Aging-associated impairment in metabolic compensation by subcutaneous adipose tissue promotes diet-induced fatty liver disease in mice

Hiroyoshi Taketani; Taichiro Nishikawa; Hisakazu Nakajima; Kazuki Kodo; Satoru Sugimoto; Wataru Aoi; Shin-Ichi Horike; Makiko Meguro-Horike; Hiroshi Ishiba; Yuya Seko; Atsushi Umemura; Kanji Yamaguchi; Michihisa Moriguchi; Kohichiroh Yasui; Yoshito Itoh

doi:10.2147/DMSO.S214093

Aging-associated impairment in metabolic compensation by subcutaneous adipose tissue promotes diet-induced fatty liver disease in mice

Diabetes Metab Syndr Obes. 2019 Aug 23:12:1473-1492. doi: 10.2147/DMSO.S214093. eCollection 2019.

Authors

Affiliations

¹ Department of Gastroenterology and Hepatology, Kyoto Prefectural University of Medicine, Kyoto, Japan.
² Department of Pediatrics, Kyoto Prefectural University of Medicine, Kyoto, Japan.
³ Division of Applied Life Sciences, Graduate School of Life and Environmental Sciences, Kyoto Prefectural University, Kyoto, Japan.
⁴ Advanced Science Research Center, Kanazawa University, Kanazawa, Japan.

^# Contributed equally.

Abstract

Background and aims: Nonalcoholic fatty liver disease (NAFLD) is a hepatic manifestation of metabolic syndrome, and its progression is associated with aging-associated impairment in metabolic homeostasis. Recently, energy metabolism in adipose tissue has been the subject of renewed interest, because significant energy expenditure can be induced in cells derived from white adipose tissue progenitors, in addition to brown adipose tissue (BAT). Here we evaluated whether aging-associated change in various adipose tissue depots affects the progression of NAFLD.

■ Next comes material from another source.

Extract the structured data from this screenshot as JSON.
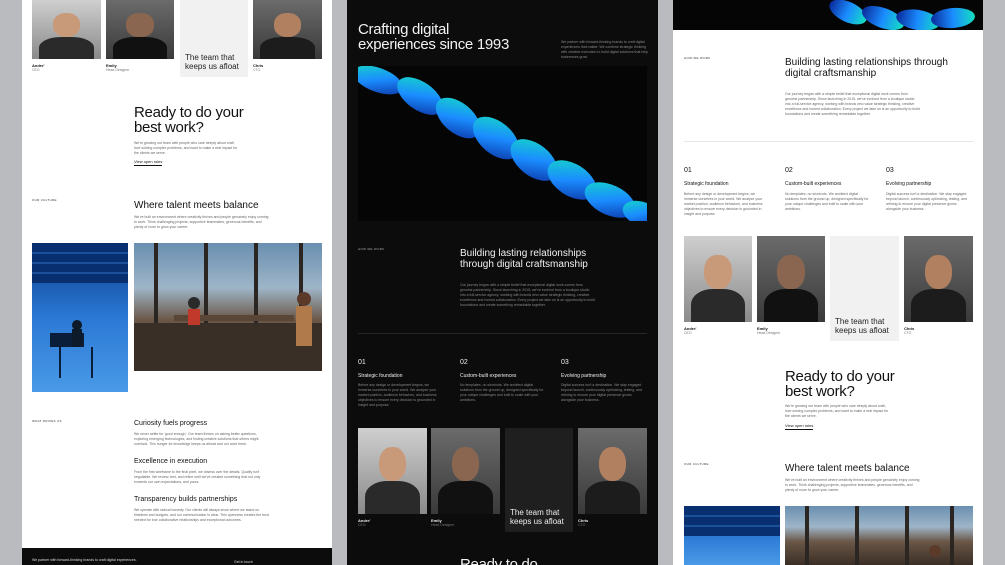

Methods: Six-week-old male C57BL/6NCrSlc mice were fed control chow (C) or high-fat diet (60% fat; HF) for 12 or 24 weeks (12w/C, 12w/HF, 24w/C and 24w/HF groups, respectively) or switched from C to HF diet at 18 weeks of age (24w/C/HF group) and fed for a further 24 weeks. Some 24w/HF mice received a subcutaneous transplantation of adipose progenitors (10⁶ cells/mouse) from young donor mice. Basal energy expenditure, glucose tolerance, and liver and adipose tissue histology were then evaluated. In addition, features of senescence and the capacity of adipose progenitors to "brown" were compared in mice of various ages.

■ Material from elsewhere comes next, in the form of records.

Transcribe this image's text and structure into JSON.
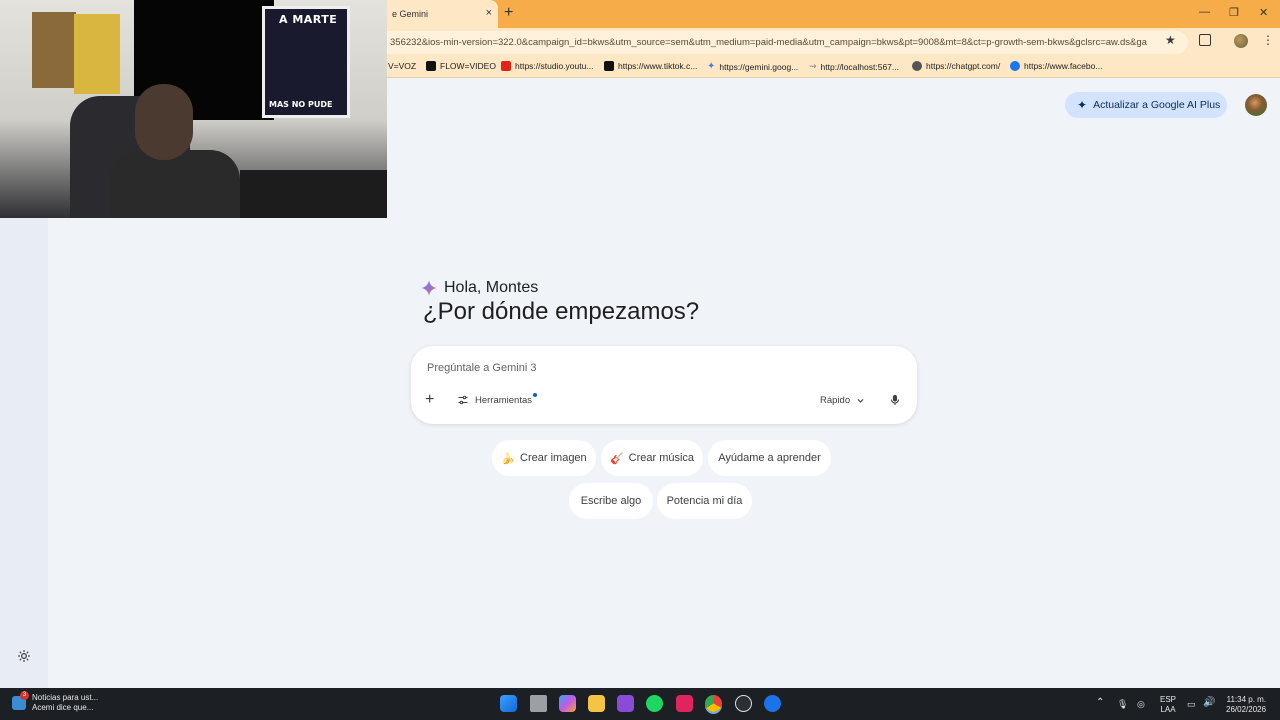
{
  "browser": {
    "tab_title": "e Gemini",
    "tab_close": "×",
    "new_tab": "+",
    "window_minimize": "—",
    "window_restore": "❐",
    "window_close": "✕",
    "url": "356232&ios-min-version=322.0&campaign_id=bkws&utm_source=sem&utm_medium=paid-media&utm_campaign=bkws&pt=9008&mt=8&ct=p-growth-sem-bkws&gclsrc=aw.ds&ga",
    "bookmarks": [
      {
        "label": "V=VOZ",
        "color": ""
      },
      {
        "label": "FLOW=VIDEO",
        "color": "#111111"
      },
      {
        "label": "https://studio.youtu...",
        "color": "#e62117"
      },
      {
        "label": "https://www.tiktok.c...",
        "color": "#111111"
      },
      {
        "label": "https://gemini.goog...",
        "color": "#4f7de8"
      },
      {
        "label": "http://localhost:567...",
        "color": "#888888"
      },
      {
        "label": "https://chatgpt.com/",
        "color": "#555555"
      },
      {
        "label": "https://www.facebo...",
        "color": "#1877f2"
      }
    ]
  },
  "webcam": {
    "poster_top_text": "A MARTE",
    "poster_bottom_text": "MAS NO PUDE"
  },
  "header": {
    "upgrade_label": "Actualizar a Google AI Plus"
  },
  "main": {
    "greeting": "Hola, Montes",
    "headline": "¿Por dónde empezamos?",
    "prompt_placeholder": "Pregúntale a Gemini 3",
    "add_label": "+",
    "tools_label": "Herramientas",
    "mode_label": "Rápido"
  },
  "chips": [
    {
      "label": "Crear imagen",
      "emoji": "🍌"
    },
    {
      "label": "Crear música",
      "emoji": "🎸"
    },
    {
      "label": "Ayúdame a aprender",
      "emoji": ""
    },
    {
      "label": "Escribe algo",
      "emoji": ""
    },
    {
      "label": "Potencia mi día",
      "emoji": ""
    }
  ],
  "taskbar": {
    "news_badge": "3",
    "news_title": "Noticias para ust...",
    "news_subtitle": "Acemi dice que...",
    "language_line1": "ESP",
    "language_line2": "LAA",
    "time": "11:34 p. m.",
    "date": "26/02/2026",
    "apps": [
      "windows-start",
      "file-explorer-window",
      "copilot",
      "folder",
      "podcasts",
      "spotify",
      "tiktok",
      "chrome",
      "browser-alt",
      "power-app"
    ]
  },
  "colors": {
    "tabstrip": "#f6ac49",
    "toolbar": "#fde7c4",
    "page_bg": "#f0f4f9",
    "upgrade_bg": "#d3e3fd",
    "taskbar": "#1c1f24"
  }
}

Results: 12w/HF mice demonstrated compensation in the forms of hypertrophy of interscapular classical BAT and the appearance of subcutaneous beige adipocytes, consistent with improved metabolic homeostasis. In contrast, 24w/HF and 24w/C/HF mice developed obesity, glucose intolerance, and severe NAFLD, with accelerated senescence and loss of adipose progenitors in subcutaneous fat tissues. Recruitment of adipose progenitors ameliorated these findings in 24w/HF mice.

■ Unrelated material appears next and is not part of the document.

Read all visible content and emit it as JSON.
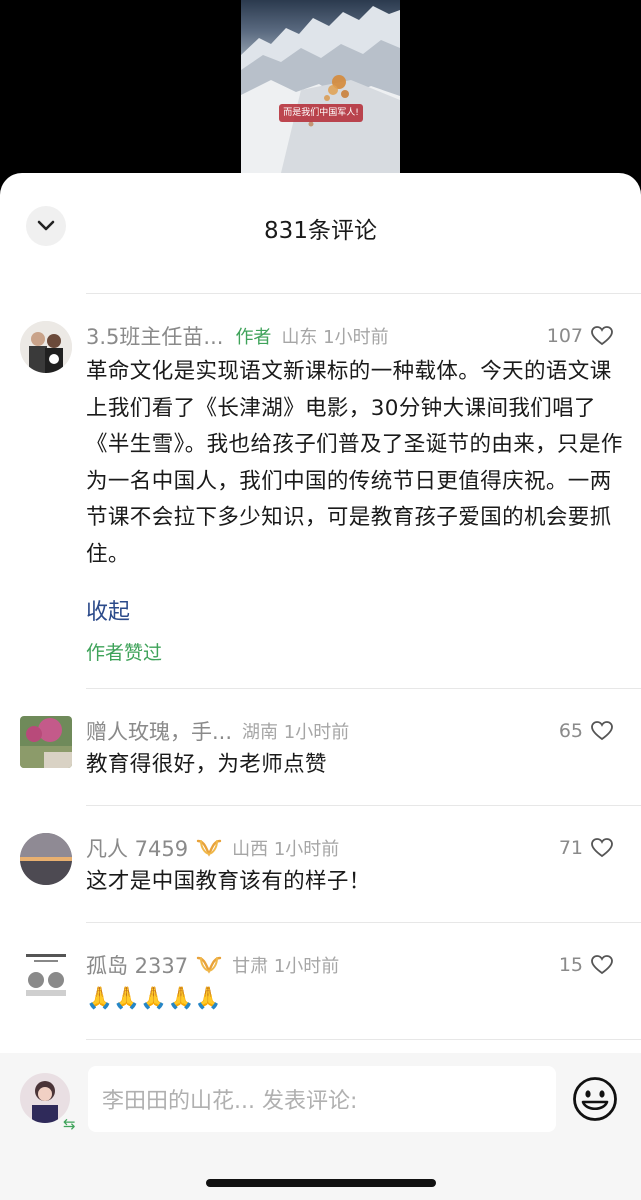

Conclusion: Impaired metabolic compensation in adipose tissue resulted in the progression of NAFLD, which was associated with aging-related deterioration in adipose progenitors. A new approach targeting adipose tissue progenitors might represent a potential strategy for the prevention of NAFLD.

Keywords: brown adipocyte; cell transplantation; mesenchymal stem cells; nonalcoholic fatty liver disease; obesity; scenescence.